Gestione scuole dell'infanzia
I connotati essenziali della scuola dell’infanzia possono essere riassunti in tre punti fondamentali:
- La relazione personale significativa tra pari e con gli adulti;
- La valorizzazione del gioco in tutte le sue forme ed espressioni;
- Il rilievo al fare produttivo ed alle esperienze dirette di contatto con la natura, le cose, i materiali, l’ambiente sociale e la cultura.
Il progetto educativo proposto da Età Insieme realizza e dà valore concreto a queste fondamentali condizioni, riconoscendo centralità al singolo bambino, che - nel rispetto delle proprie caratteristiche personali- viene introdotto, attraverso la creazione di una relazione significativa con l’educatore, all’incontro con la realtà.
Metodo educativo e didattico
Il metodo che Età Insieme propone nella gestione dell’insegnamento all’interno delle scuole dell’infanzia contiene alcune caratteristiche estremamente importanti:
- le proposte di insegnamento sono tutte individualizzate;
- l’insegnamento diventa apprendimento attraverso proposte di esperienza corporea;
- il gioco è considerato l’attività privilegiata per lo sviluppo delle potenzialità dei bambini.
La personalizzazione delle proposte didattiche
L’osservazione è lo strumento indispensabile che Età Insieme utilizza per garantire una proposta educativa e didattica personalizzata. Sulla base dell’osservazione e conoscenza dei bambini l’educatore è in grado di offrire attività e proposte e educative che siano “personalizzabili” da ciascun bambino e corrispondenti alle caratteristiche di ognuno. La difficoltà e profonda responsabilità del lavoro dell’adulto consiste proprio nel progettare proposte adeguatamente aperte e flessibili da garantire che ogni esperienza proposta sia per i bambini diversa e individualizzata.
L’apprendimento esperienziale
L’apprendimento, per essere efficace, deve passare attraverso l’esperienza e quest’ultima a sua volta dovrà utilizzare il canale del corpo e dei sensi. Il vissuto corporeo permette al bambino di “toccare” l’esperienza, di provare le sensazioni e così di interiorizzarle, farle proprie.

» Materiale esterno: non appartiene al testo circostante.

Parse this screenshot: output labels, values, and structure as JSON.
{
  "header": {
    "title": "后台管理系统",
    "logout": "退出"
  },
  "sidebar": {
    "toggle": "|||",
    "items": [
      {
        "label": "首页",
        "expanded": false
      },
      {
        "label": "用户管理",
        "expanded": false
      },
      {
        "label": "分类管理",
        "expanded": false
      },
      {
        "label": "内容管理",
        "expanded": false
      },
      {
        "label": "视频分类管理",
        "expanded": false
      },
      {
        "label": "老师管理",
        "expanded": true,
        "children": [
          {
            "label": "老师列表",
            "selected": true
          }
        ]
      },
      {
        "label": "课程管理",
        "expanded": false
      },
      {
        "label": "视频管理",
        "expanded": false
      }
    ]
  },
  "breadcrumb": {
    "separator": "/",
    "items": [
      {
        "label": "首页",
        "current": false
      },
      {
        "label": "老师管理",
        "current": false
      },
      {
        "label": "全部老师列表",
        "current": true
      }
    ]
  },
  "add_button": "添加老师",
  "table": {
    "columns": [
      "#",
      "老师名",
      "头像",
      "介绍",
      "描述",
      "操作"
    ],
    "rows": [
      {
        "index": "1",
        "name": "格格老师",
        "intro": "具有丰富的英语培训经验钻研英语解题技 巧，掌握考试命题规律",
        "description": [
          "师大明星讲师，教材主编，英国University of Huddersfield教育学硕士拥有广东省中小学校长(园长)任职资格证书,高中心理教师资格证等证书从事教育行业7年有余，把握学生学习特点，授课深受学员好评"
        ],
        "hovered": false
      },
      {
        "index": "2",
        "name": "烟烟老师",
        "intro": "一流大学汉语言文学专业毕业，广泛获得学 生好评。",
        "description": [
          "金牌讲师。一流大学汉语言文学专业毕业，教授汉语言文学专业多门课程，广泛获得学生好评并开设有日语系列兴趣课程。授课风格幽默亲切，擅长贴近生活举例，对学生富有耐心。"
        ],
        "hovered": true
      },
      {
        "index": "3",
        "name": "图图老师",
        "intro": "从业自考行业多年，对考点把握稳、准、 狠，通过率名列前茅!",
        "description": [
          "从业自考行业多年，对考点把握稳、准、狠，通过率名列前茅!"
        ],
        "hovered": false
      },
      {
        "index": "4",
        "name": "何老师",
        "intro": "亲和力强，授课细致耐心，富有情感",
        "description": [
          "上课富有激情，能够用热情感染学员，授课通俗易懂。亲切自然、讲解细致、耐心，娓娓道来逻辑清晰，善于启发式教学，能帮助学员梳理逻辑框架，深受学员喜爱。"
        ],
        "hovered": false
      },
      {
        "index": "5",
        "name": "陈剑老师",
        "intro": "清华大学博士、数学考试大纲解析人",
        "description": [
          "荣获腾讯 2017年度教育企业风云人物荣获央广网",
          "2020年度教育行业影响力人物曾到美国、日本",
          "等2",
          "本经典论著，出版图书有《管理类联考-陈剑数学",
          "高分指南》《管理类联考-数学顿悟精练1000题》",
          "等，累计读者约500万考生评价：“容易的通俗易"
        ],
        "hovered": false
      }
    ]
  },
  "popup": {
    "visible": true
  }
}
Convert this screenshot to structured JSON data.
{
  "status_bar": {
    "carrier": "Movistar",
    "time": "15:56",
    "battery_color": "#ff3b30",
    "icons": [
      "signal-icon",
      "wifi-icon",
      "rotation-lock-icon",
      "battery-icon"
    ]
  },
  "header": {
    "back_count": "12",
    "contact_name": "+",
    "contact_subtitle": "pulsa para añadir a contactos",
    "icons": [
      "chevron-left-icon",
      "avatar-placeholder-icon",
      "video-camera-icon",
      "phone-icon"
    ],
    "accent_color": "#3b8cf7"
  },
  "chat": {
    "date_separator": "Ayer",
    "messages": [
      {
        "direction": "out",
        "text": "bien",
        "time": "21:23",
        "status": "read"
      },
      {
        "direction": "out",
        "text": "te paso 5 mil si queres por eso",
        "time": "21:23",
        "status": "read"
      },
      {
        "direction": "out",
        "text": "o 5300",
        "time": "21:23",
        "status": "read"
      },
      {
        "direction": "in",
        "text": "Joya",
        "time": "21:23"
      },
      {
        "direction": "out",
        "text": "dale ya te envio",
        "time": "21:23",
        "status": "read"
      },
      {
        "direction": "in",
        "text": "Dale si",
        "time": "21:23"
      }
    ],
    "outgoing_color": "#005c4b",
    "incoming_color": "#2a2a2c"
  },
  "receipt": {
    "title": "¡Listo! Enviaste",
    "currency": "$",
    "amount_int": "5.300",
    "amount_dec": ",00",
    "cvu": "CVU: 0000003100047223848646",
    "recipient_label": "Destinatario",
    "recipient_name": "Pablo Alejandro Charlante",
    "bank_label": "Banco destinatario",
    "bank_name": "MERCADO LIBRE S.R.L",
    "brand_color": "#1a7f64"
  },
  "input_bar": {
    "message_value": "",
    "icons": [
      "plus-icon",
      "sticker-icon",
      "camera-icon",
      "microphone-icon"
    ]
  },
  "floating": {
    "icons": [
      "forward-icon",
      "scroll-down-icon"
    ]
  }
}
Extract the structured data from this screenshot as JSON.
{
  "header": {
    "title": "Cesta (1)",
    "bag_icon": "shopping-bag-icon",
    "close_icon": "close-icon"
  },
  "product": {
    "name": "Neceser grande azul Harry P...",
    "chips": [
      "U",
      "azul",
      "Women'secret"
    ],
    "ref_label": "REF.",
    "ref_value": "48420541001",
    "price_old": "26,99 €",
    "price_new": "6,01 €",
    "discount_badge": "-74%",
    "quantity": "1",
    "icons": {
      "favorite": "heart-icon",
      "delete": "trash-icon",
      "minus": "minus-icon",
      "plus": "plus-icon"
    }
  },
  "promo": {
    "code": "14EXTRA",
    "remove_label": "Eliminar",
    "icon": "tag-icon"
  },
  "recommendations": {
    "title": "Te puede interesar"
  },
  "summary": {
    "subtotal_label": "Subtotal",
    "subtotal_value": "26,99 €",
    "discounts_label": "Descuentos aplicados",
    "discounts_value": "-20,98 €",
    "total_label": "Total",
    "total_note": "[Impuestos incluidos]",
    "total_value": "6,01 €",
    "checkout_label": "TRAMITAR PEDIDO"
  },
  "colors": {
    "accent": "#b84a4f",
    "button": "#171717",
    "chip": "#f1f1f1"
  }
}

Le esperienze sensoriali e fisiche rappresentano il primo e principale canale di apprendimento proposto ai bambini.
La creatività e il gioco
Ciò che compete agli adulti è aiutare
i bambini a comunicare con il mondo, avvalendosi di tutte le potenzialità,
le forze ed i linguaggi di cui sono dotati, in condizioni di benessere
e di tranquillità.
Il gioco “costituisce in questa età una risorsa privilegiata
di apprendimento e di relazioni” (Nuovi Orientamenti), in particolare,
attraverso il gioco il bambino sperimenta il suo essere protagonista
della propria crescita e compie esperienze ricche in termini cognitivi e relazionali.
La trasformazione della realtà, l’esercizio dell’attività simbolica,
lo scoprire e sperimentare le proprie potenzialità trovano nel gioco uno
strumento insostituibile.
Il progetto didattico
L’impegno di Età Insieme nella Scuola è in sintesi rivolto a promuovere e sostenere:
- la formazione integrale della personalità infantile;
- l’acquisizione di competenze comunicative, espressive, logiche, operative;
- la maturazione delle competenze cognitive, affettive, sociali e morali;
- l’interazione con il gruppo dei pari e con gli adulti della scuola;
- il raggiungimento dei traguardi di sviluppo in ordine a: identità, autonomia, competenza;
- la coscienza di sé intesa come percezione del proprio sé e come sviluppo della propria identità personale (io mi riconosco perché sono un tu per qualcuno);
- lo spirito d’iniziativa dentro un’esperienza globale e aperta all’incontro con tutta la realtà, anche nella dimensione della bellezza, dell’arte e della cultura.
Il Progetto Didattico, elaborato ogni anno, è aperto e flessibile in funzione dell’esperienza del bambino e delle caratteristiche specifiche di ogni sezione.
La progettazione delle attività nel corso dell’anno parte tuttavia da un presupposto ideologico e pedagogico molto importante: l’educazione è innanzitutto incontro con la realtà. In una educazione così concepita il lavoro e la responsabilità dell’adulto non si riducono alla programmazione di attività educative ma vanno ricercati nella cura del singolo gesto.